Schulfrust

Wer selber im Bildungswesen arbeitet oder dahingehend studiert, geht wahrscheinlich mit mir einig, dass einer der grössten Krankmacher der Jahrtausendwende nicht etwa die durch Kinderhändeschütteln erhöhte Ansteckungsgefahr mit Schweinegrippe ist, sondern der politisch und ökonomisch motivierte Reformeifer im Bildungsbereich. Mit viel Brimborium und wenig nachvollziehbarem Erfolg wird etwa der «Leistungslohn» für LehrerInnen durchgedrückt, das Berufsprofil der Sekundarlehrperson alle paar Jahre umgemodelt, deren Studium an Bologna und die Stundentafel der Volksschule an Pisa angepasst.

Wer hingegen selber die Elternrolle von schulpflichtigen Kindern innehat, stellt fest, dass die Reformlawine an einigen tatsächlich veränderungsbedürftigen Gebieten der Schule spurlos vorbeigedonnert ist. Einige zentrale Bildungsziele der Volksschule sind offenbar derart vage und offen umschrieben, dass man sich darunter schlicht alles vorstellen kann. So müssen die Gemeinden etwa für Blockzeiten und eine schulergänzende Betreuung sorgen, damit die Eltern zur Arbeit gehen können. In der Stadt Zürich gibt es darum ein nahezu flächendeckendes Netz von Horten, die eng mit der Schule verwoben sind. Das ermöglicht eine konstante Betreuung und eine relativ unkomplizierte Zusammenarbeit von Elternhaus und Erziehungspersonal. Auf dem Land hingegen kann es auch so aussehen: Da der Pflichtstundenplan die Blockzeiten nicht ausfüllt, wird mit freiwilligen Fächern ergänzt. So weit so gut. Jedes Zusatzfach (Chor, Religion, musikalische Grunderziehung) wird von einer anderen Lehrperson erteilt, wodurch bereits ein Erstklasskind faktisch im Fachlehrersystem unterrichtet wird. Da die Stundentafel damit aber noch nicht voll ist, endet der Unterricht halt an drei Morgen um elf oder beginnt erst um neun Uhr. Macht nichts, die Lücken werden mit der so genannten Betreuung gefüllt: Inhalt und Personal variabel. Dies aber bitte nicht mit dem Mittagstisch und der Nachmittagsbetreuung verwechseln, die bestreitet nämlich ein privater Verein – ausser Mittwochs, da läuft ein Kurswesen, aber nur bis Weihnachten. Die Aufgabenhilfe findet dann wieder durch Lehrpersonal statt, allerdings nur zweimal die Woche abends um vier, nach einer (unbetreuten) Freistunde. Das Ganze erfüllt kaum den Sinn und Zweck der Blockzeiten – denn es wird spätestens dann zum elterlichen Dauerlauf, wenn der Nachwuchs sich als wenig geneigt erweist, allzeit konform, kompatibel und kompetent durch die Schule zu gleiten. Kind ist geplagt worden? Telefon an Betreuungspersonen A, B und C. Kind hat Aufgabenheft vergessen? Recherche bei Lehrpersonen D, E, F und G. Kind hat Jacke verloren? Absuchen der Unterrichts- und Betreuungsräume A bis Z – usw. usw. Ich habe nur einen Spross, und ich kann mir nicht vorstellen, wie das mit mehreren zu schaffen ist.
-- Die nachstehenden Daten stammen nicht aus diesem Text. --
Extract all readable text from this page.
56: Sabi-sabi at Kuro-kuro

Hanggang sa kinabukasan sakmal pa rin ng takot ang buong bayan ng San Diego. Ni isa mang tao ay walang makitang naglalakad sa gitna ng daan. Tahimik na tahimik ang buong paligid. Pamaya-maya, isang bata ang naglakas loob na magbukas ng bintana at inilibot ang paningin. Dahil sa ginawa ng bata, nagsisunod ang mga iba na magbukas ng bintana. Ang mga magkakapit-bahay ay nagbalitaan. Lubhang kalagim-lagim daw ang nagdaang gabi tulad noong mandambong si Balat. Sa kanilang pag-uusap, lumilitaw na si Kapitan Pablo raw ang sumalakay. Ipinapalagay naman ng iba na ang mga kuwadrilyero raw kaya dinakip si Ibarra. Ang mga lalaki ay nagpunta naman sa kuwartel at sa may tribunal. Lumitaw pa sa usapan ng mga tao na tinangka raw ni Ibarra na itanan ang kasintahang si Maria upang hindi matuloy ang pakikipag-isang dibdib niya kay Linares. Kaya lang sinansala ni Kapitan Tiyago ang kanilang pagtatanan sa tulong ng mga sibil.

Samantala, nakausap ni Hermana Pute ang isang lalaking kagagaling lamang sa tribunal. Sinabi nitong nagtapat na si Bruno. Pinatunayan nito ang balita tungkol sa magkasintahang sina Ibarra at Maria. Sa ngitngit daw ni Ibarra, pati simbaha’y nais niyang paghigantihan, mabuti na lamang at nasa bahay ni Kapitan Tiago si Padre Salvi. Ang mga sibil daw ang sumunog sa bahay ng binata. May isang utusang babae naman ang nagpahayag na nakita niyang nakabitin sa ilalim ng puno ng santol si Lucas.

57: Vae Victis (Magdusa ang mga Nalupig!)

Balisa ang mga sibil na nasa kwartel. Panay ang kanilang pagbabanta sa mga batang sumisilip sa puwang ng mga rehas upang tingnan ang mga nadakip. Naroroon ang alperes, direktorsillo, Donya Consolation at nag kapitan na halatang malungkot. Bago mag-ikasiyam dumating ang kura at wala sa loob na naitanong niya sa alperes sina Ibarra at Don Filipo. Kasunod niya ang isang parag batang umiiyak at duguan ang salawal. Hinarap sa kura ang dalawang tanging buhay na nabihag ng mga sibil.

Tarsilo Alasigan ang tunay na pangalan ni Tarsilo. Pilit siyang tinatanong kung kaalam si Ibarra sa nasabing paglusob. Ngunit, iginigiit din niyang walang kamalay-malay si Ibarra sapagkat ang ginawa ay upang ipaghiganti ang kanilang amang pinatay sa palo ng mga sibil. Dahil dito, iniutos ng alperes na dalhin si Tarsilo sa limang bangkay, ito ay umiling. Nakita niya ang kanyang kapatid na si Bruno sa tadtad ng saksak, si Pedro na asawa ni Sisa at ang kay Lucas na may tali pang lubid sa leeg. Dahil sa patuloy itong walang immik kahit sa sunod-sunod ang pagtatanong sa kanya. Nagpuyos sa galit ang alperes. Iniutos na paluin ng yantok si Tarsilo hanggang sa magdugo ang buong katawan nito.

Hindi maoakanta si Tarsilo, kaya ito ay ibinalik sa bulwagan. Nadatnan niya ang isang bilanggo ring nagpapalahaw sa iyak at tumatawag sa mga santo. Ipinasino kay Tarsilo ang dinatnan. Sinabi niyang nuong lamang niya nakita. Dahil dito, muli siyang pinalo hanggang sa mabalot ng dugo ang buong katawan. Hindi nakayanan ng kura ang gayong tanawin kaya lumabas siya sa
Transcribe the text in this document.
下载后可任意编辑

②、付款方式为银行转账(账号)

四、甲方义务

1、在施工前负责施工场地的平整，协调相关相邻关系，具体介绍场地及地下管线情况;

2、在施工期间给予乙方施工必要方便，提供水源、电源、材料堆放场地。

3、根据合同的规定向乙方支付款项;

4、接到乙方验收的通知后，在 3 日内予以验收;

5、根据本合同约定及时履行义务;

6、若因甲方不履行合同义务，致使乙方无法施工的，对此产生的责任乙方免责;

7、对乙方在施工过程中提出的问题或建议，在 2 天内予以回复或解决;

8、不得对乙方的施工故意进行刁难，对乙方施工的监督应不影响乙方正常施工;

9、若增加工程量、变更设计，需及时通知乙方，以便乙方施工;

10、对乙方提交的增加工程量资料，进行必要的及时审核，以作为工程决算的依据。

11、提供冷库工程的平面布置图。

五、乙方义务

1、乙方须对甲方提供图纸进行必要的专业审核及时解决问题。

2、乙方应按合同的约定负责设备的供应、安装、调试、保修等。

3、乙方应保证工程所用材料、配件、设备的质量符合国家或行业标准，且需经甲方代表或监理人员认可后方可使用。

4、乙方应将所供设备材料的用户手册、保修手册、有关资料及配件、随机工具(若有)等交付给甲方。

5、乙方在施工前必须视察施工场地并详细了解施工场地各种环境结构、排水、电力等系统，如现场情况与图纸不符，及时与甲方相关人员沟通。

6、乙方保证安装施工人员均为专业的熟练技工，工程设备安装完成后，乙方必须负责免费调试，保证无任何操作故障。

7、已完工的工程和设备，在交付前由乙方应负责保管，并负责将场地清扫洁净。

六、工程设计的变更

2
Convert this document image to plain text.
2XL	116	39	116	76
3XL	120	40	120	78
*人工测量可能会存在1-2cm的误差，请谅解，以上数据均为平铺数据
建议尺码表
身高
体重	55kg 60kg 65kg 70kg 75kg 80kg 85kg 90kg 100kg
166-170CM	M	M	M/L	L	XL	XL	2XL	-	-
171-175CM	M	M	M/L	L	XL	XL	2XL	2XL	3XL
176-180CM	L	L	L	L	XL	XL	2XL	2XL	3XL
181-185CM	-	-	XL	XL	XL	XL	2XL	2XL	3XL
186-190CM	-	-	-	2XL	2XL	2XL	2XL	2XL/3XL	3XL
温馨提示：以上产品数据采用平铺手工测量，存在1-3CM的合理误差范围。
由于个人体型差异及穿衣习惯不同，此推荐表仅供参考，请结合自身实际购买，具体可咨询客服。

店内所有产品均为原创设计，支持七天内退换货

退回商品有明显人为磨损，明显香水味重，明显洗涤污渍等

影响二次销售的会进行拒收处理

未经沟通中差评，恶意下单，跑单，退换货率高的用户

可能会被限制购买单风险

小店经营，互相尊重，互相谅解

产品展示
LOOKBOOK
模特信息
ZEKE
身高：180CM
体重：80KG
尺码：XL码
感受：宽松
Dass auf eidgenössischer Ebene versucht wird, das Bildungswesen zu harmonisieren und dem Kantönligeist den Garaus zu machen, begrüsse ich sehr. Als reformerprobte Lehrperson schreckt mich ja bald gar nichts mehr. Als schulgeplagte Mutter hoffe ich derweil, dass die Bildungsdirektion ihre hochgesteckten Legislaturziele nicht im «Gmeindligeist» versickern lässt. Vielleicht könnte man sie mit einem Leistungslohn dazu motivieren?